Clear Problem Definition: First systematic definition of the SQG task, filling a research gap
Strong Method Innovation:
- One-to-many generation paradigm effectively leverages LLM's autoregressive nature
- Intent-enhancement design is ingenious, significantly improving generation quality
- Optimization framework considers practical deployment constraints
Comprehensive Experiments:
- Multi-dimensional evaluation metrics
- Real dataset validation
- Real-world deployment performance verification
High Practical Value: Addresses pain points in highly regulated industries

Limitations

Insufficient Theoretical Analysis: Lacks deep theoretical explanation for why one-to-many paradigm is more effective
Dataset Limitations: Primarily validated in Chinese financial domain, cross-lingual and cross-domain generalization not sufficiently verified
Computational Cost Analysis: Lacks detailed analysis of training and inference computational costs
Long-Term Effects Unknown: Lacks tracking analysis of long-term deployment effects

Impact

Academic Contribution: Provides new insights for LLM application in retrieval-based systems
Industrial Value: Offers practical solutions for customer service scenarios with high compliance requirements
Method Reproducibility: Provides detailed implementation details and algorithm descriptions

Applicable Scenarios

High-Compliance Industries: Finance, healthcare, legal and other domains requiring accuracy guarantees
Multilingual Customer Service: Extendable to multilingual customer support systems
Knowledge Base Maintenance: Scenarios requiring efficient expansion and maintenance of question-answer knowledge bases
Retrieval-Augmented Systems: Various retrieval systems needing improved query matching performance

References

The paper cites multiple important related works, including:

Data augmentation methods: Wei et al. (2022), Liu et al. (2023)
Retrieval-based chatbots: Wu et al. (2018), Singh et al. (2018)
Large language model applications: Vaswani et al. (2017), Cheng et al. (2023)
Evaluation methods: Zhang et al. (2020), Li et al. (2016)

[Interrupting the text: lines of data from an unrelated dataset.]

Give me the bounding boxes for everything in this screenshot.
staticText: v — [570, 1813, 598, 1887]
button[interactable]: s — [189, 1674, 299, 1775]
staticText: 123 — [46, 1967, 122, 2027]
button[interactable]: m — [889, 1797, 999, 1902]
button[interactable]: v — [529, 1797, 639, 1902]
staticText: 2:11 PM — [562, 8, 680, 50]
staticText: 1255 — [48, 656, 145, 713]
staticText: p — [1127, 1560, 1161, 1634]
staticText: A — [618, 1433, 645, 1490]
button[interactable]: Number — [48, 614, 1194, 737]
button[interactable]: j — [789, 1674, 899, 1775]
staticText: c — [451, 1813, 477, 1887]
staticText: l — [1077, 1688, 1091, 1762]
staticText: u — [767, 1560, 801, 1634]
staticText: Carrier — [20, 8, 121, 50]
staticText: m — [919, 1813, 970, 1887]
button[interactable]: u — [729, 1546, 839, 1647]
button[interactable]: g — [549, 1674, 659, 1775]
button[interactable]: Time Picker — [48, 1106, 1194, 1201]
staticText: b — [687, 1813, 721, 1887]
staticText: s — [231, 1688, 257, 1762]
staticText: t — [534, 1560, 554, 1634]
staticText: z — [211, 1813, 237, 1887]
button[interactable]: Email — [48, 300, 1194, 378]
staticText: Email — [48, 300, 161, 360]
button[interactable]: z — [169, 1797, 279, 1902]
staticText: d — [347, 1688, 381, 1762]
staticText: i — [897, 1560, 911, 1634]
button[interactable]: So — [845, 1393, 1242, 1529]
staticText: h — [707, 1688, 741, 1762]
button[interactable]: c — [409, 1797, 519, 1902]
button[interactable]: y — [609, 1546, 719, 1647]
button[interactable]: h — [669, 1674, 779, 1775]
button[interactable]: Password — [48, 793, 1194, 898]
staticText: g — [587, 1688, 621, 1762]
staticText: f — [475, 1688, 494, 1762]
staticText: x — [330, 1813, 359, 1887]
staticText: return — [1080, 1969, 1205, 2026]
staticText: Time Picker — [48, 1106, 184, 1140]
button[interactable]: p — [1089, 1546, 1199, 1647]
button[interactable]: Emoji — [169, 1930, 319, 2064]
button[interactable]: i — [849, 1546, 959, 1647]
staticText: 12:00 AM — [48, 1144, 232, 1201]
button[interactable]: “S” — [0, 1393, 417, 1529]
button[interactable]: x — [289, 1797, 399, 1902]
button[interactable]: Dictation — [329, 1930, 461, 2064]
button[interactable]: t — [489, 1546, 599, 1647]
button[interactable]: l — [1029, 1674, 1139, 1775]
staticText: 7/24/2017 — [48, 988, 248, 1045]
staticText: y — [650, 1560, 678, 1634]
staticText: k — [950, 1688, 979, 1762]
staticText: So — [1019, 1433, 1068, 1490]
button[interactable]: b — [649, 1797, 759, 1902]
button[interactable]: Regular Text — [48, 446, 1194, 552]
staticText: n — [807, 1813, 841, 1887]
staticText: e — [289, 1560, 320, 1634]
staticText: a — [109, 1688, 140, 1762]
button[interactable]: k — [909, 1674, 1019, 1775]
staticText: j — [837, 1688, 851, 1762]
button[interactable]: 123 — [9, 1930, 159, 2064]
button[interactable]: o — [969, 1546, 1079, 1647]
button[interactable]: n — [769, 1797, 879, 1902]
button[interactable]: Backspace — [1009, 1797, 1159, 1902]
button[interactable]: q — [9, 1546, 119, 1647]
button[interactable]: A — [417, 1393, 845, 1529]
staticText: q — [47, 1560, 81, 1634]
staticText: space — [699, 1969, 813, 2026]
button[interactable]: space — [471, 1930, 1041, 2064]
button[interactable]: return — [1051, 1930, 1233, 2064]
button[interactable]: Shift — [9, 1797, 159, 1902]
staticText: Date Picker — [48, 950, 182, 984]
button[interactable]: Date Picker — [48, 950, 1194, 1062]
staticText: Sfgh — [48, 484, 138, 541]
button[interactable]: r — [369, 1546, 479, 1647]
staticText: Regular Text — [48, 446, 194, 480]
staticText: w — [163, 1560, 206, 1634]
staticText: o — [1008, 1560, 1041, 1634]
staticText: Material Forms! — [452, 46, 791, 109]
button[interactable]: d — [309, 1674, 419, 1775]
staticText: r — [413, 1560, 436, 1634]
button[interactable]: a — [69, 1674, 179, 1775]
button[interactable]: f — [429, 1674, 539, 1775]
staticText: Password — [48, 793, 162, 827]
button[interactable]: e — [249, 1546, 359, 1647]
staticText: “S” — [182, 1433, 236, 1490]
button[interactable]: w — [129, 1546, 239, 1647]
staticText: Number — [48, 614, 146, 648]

Overall Assessment: This is a high-quality applied research paper that achieves good balance between theoretical innovation and practical value. The method design is sound, experimental validation is comprehensive, and deployment verification in real business environments strengthens the paper's persuasiveness. It holds significant reference value for AI applications requiring compliance guarantees.